Looking for Logos requires looking at the main arguments of a piece and the information it presents to back it up: what should “make sense” is the rational connection between the premise and the conclusions. On another blog post, I used the example, if A and B, then C to explain Logos. Rewritten, it would be:
- Premise A:
- Premise B:
- Conclusion:
And if your premises or conclusions can be challenged, then your logic fails, usually because you've made a logical fallacy. To explore this, I want to use the case of Spontaneous Generation, a now obsolete philosophy that held that organisms arose spontaneously from unrelated organisms, and not from similar organisms. The classic example is the theory maggots spawned from rotting meat. Let's break this down logically:
- Premise: After time, meat will rot.
- Premise: As meat rots, maggots will appear on it.
- Conclusion: Maggots are generated by the process of meat rotting.
To a modern reader, this will seem illogical, but this was the prevailing theory from ancient Greece until Francesco Redi tested it. In his experiment, Redi placed meat in jars, some of which were sealed with gauze. After some time, the exposed meat had maggots on it, but the sealed meat had none. From this experiment, Redi didn't disprove the first premise, but he did show the second premise is not as simple as it seems, causing him to doubt the conclusion and to theorize that something else must cause the maggots to appear.
For a biologist like Redi, “something else” isn't a good place to end, especially when challenging a premise that dates back to Aristotle. His theory then became the premise for the next phase of his experiment:
- Premise: Something must have access to and be attracted to the meat that generates the maggots.
- Premise: Flies can be observed around the rotting meat.
- Premise: Flies cannot access the meat in the sealed containers.
- Conclusion: Maggots appear after flies have access to rotting meat.
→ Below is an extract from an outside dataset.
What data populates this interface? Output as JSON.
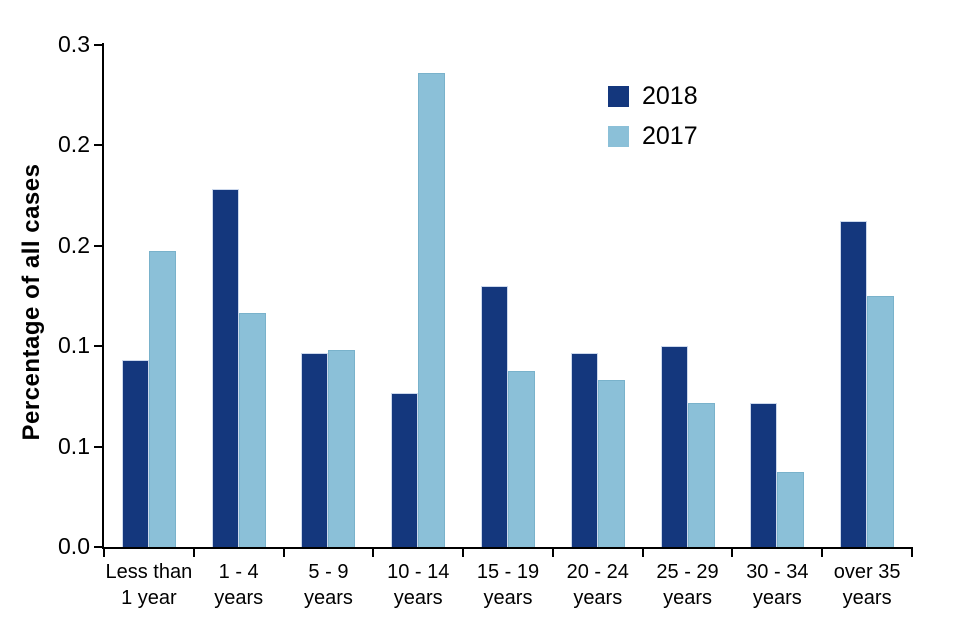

This then raises the question of what flies have to do with the meat and with the maggots. It could have been that maggots generated spontaneously from rotting meat when flies were nearby, or the flies bring the maggots, potentially disproving spontaneous generation. To test this, Redi placed some dead flies and maggots in one sealed jar with meat, and some living flies in another. After time, there were maggots on the meat in the jar with the flies, but none in the other:
- Premise: Maggots appear to generate after flies have access to rotting meat.
- Premise: The combination of dead flies and meat does not generate maggots.
- Premise: The combination of living flies and meat does generate maggots.
- Conclusion: It is not enough for flies and rotting meat, as base matter, to be in proximity to generate maggots.
- Conclusion: Maggots come from living flies.
Redi continued his experiments, catching some maggots and discovered they metamorphosed into flies, so maggots were just young flies left behind by flies eating the rotten meat, as opposed to generating from the raw meat or some other combination. This prompted Redi to conclude “omne vivum ex vivio” or, “all life comes from life.”
All of this is long example of how logic, Logos is a matter of presenting your conclusions alongside the process through which you came to them. Redi's example is one of scientific experimentation, but the same concept applies in any discourse: look for the evidence, combine it, and see what happens. The important thing to bear in mind is being logical requires critical thinking and analysis: such as not stopping with the first experiment, but modifying it as you look for an answer.